The child was transferred to the University of Mississippi Medical Center, arriving 30 hours after birth. Usually only one or two anti-retroviral drugs are administered to babies born to HIV-infected mothers. But Gay decided to immediately administer the full three-drug cocktail before confirming the child’s infection status because she judged the child to be at such high risk.
The child’s viral load decreased, but after 18 months, the mother stopped showing up at appointments. Gay asked the Mississippi state health authorities to look for the child, National Public Radio reported. By the time the mother and toddler returned to the hospital, the mother said it had been months since the child had taken the medication.
Gay expected the virus to have rebounded, but, to her shock, it was undetectable. She consulted other researchers to verify that the virus was indeed gone, including Deborah Persaud of the Johns Hopkins Children’s Center, lead author of the conference presentation. The scientists found traces of viral genes but it appeared that the child, indeed, no longer needed HIV treatment.
Gay and colleagues believe the treatment may have worked because it knocked down the HIV virus before it had time to establish a reservoir in the infant’s body. Completely eliminating HIV is generally difficult because the virus can lie dormant for long periods of time, unreachable by anti-viral medication.

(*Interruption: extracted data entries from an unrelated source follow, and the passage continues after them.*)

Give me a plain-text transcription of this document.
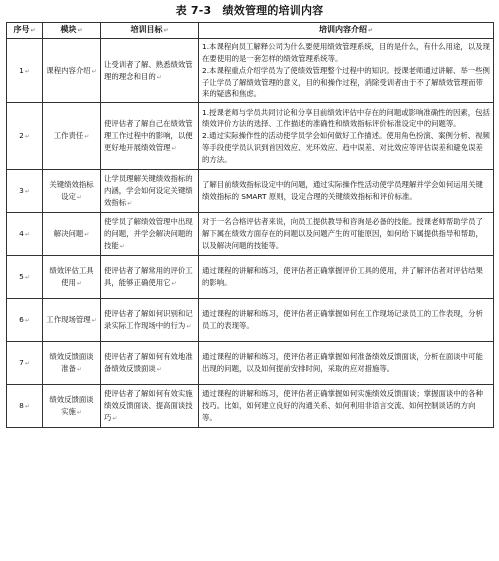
表 7-3　绩效管理的培训内容
序号↵	模块↵	培训目标↵	培训内容介绍↵
1↵	课程内容介绍↵	让受训者了解、熟悉绩效管理的理念和目的↵	1.本课程向员工解释公司为什么要使用绩效管理系统，目的是什么，有什么用途，以及现在要使用的是一套怎样的绩效管理系统等。
2.本课程重点介绍学员为了使绩效管理整个过程中的知识。授课老师通过讲解、举一些例子让学员了解绩效管理的意义，目的和操作过程，消除受训者由于不了解绩效管理而带来的疑惑和焦虑。

2↵	工作责任↵	使评估者了解自己在绩效管理工作过程中的影响，以便更好地开展绩效管理↵	1.授课老师与学员共同讨论和分享目前绩效评估中存在的问题或影响准确性的因素，包括绩效评价方法的选择、工作描述的准确性和绩效指标评价标准设定中的问题等。
2.通过实际操作性的活动使学员学会如何做好工作描述。使用角色扮演、案例分析、视频等手段使学员认识到首因效应、光环效应、趋中误差、对比效应等评估误差和避免误差的方法。

3↵	关键绩效指标设定↵	让学员理解关键绩效指标的内涵，学会如何设定关键绩效指标↵	了解目前绩效指标设定中的问题，通过实际操作性活动使学员理解并学会如何运用关键绩效指标的 SMART 原则，设定合理的关键绩效指标和评价标准。

4↵	解决问题↵	使学员了解绩效管理中出现的问题，并学会解决问题的技能↵	对于一名合格评估者来说，向员工提供教导和咨询是必备的技能。授课老师帮助学员了解下属在绩效方面存在的问题以及问题产生的可能原因，如何给下属提供指导和帮助，以及解决问题的技能等。

5↵	绩效评估工具使用↵	使评估者了解常用的评价工具，能够正确使用它↵	通过课程的讲解和练习，使评估者正确掌握评价工具的使用，并了解评估者对评估结果的影响。

6↵	工作现场管理↵	使评估者了解如何识别和记录实际工作现场中的行为↵	通过课程的讲解和练习，使评估者正确掌握如何在工作现场记录员工的工作表现，分析员工的表现等。

7↵	绩效反馈面谈准备↵	使评估者了解如何有效地准备绩效反馈面谈↵	通过课程的讲解和练习，使评估者正确掌握如何准备绩效反馈面谈，分析在面谈中可能出现的问题，以及如何提前安排时间，采取的应对措施等。

8↵	绩效反馈面谈实施↵	使评估者了解如何有效实施绩效反馈面谈、提高面谈技巧↵	通过课程的讲解和练习，使评估者正确掌握如何实施绩效反馈面谈；掌握面谈中的各种技巧。比如，如何建立良好的沟通关系、如何利用非语言交流、如何控制谈话的方向等。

The report could have implications for treating newborns suspected to be HIV-positive. While fewer than 200 infants are born in the United States each year with HIV due to administration of anti-retroviral drugs to HIV-positive women during pregnancy, far more babies in the developing world are born with the virus.
"Our next step is to find out if this is a highly unusual response to very early antiretroviral therapy or something we can actually replicate in other high-risk newborns," Persaud told The Guardian.